Moti Ben-Ari gave the keynote talk, Non-Myths About Programming. He had seven statements that people today talk about as being “myths,” but he says are quite true.
- #1: Programming is boring. But so is everything else, says Moti. Even the specialist surgeon gets bored doing the exact same thing for the 5000th time. He suggests that television may be influencing our students’ belief that everything should be exciting and all problems can be solved in 45 minutes.
- #2: You have to sit in front of a computer all day. So does everybody, he says. Some jobs, like travel agents, sit in front of computers even more than programmers do.
- #3. You have to work long hours. Moti asks, “What professional job today does not involve long hours?”
- #4. Programming is asocial. Moti argued, “No one ‘chats’ with his/her ‘clients.’” He says that some students may feel that, “I prefer helping people directly, say as a social worker, than creating computerized ‘things’ people need.” Programmers help people, and talk with their clients as much as doctors do.
- #5. Programming is for those who think logically. Totally true. Most jobs also involve thinking logically, but if you can’t, don’t go into computing.
- #6. Software is being outsourced. It is, but not the interesting stuff. He says people do things in software that they don’t quite know how to do yet. If they knew, they’d manufacture hardware to do it. If you don’t know how to do something, you don’t send it away to get it done. He had a great story about Margaret Hamilton who led the development of the Apollo software systems. He says that NASA could never have outsourced the development of the Apollo software.
- #7. Programming is a well-paid profession. So what’s so bad about that?
- He then said that there’s a new myth being propagated that he dislikes, that CS is NOT primarily about programming. He says it is.
Moti did say during his talk that he’s against contextualized computing education (fairly pointedly to me). He says that it’s okay for a short while to gain motivation, but decontextualized knowledge is better, more transferable, and more creative. He says that we ought to teach kids to have more fortitude to get through hard things. We talked about this point after his talk, and I told him that I agree about the value of decontextualized knowledge. I don’t think you have to start (and maybe for many student, can’t start) decontextualized, particularly for those students who don’t want to become CS majors. Moti is willing to start contextualized (e.g., with Scratch), but wants to students to shift into decontextualized fairly soon. Maybe we just disagree on the definition of “soon.”

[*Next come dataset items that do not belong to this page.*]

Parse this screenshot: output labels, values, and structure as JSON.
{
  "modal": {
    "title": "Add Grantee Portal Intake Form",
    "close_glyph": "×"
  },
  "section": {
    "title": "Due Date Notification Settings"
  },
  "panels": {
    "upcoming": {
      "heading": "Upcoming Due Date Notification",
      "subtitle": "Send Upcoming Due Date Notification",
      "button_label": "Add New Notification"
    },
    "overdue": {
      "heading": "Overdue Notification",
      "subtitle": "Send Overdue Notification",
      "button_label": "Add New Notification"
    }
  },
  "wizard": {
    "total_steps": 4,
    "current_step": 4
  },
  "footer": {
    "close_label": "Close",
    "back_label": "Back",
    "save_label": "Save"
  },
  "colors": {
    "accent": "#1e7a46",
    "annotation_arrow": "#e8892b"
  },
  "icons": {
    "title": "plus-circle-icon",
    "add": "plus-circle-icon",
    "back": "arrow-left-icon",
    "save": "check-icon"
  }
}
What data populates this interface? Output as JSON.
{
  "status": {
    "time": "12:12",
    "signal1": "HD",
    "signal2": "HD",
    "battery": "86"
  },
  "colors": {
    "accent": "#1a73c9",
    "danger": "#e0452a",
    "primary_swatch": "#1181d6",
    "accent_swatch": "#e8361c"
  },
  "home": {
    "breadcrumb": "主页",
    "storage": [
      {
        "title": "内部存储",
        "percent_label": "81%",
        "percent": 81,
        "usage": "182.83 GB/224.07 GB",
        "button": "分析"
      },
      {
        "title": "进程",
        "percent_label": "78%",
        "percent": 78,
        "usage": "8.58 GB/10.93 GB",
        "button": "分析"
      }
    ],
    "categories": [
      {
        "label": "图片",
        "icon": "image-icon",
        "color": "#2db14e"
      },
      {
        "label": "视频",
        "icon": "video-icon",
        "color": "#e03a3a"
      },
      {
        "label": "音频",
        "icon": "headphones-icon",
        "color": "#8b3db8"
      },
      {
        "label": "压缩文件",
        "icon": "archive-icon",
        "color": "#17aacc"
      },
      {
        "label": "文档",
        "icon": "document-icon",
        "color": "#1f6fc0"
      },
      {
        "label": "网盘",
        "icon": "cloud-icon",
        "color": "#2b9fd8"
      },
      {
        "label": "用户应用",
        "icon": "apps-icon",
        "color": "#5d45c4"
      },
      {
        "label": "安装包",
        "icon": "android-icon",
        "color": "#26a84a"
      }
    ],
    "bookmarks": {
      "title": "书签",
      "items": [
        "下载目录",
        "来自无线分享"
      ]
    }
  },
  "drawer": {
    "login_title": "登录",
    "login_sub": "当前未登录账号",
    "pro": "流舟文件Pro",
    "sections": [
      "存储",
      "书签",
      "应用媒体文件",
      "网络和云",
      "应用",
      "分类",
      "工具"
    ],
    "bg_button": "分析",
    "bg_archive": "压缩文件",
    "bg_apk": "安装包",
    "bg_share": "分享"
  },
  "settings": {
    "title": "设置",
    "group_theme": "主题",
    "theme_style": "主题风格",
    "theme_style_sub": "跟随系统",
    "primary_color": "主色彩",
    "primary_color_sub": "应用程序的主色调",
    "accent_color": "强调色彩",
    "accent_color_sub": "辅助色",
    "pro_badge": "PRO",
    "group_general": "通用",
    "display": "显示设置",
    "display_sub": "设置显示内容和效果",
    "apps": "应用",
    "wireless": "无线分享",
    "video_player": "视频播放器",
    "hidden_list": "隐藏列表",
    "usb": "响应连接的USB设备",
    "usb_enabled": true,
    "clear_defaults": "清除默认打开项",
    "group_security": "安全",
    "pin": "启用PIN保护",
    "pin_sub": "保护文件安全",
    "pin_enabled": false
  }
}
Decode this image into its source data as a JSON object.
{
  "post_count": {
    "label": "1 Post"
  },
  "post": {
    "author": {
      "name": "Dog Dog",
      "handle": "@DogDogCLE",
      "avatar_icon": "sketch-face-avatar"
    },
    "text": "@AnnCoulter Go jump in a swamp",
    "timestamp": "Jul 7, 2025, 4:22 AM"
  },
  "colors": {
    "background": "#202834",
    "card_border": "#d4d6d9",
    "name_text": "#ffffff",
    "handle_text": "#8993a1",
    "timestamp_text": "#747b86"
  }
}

I chaired a session with two papers on teamwork. Dave Largent presented a paper (by him and Chris Luer) showing that the Tuckman’s “Forming, Storming, Norming, and Performing” model of team behavior matches what happens with student teams, too. Sue Fitzgerald presented a paper where she and her colleagues (Laurie Murphy, Brian Hanks, and Renee McCauley) used transactive discourse analysis to identify the kinds of statements that pairs made when debugging which most often led to success. The discussion got into when pair programming isn’t a good thing and whether or not it would help student teams to know what to expect — would they be able to use the knowledge fruitfully?
The banquet that night was amazing. The folks at Aarhus really know how to throw a party! It was great fun just exploring the center of Aarhus, staying across the street from their huge theater. I wish I could’ve stayed for the second day — I’m typing this now while on the flight home, to catch up with my kids in their first week of school.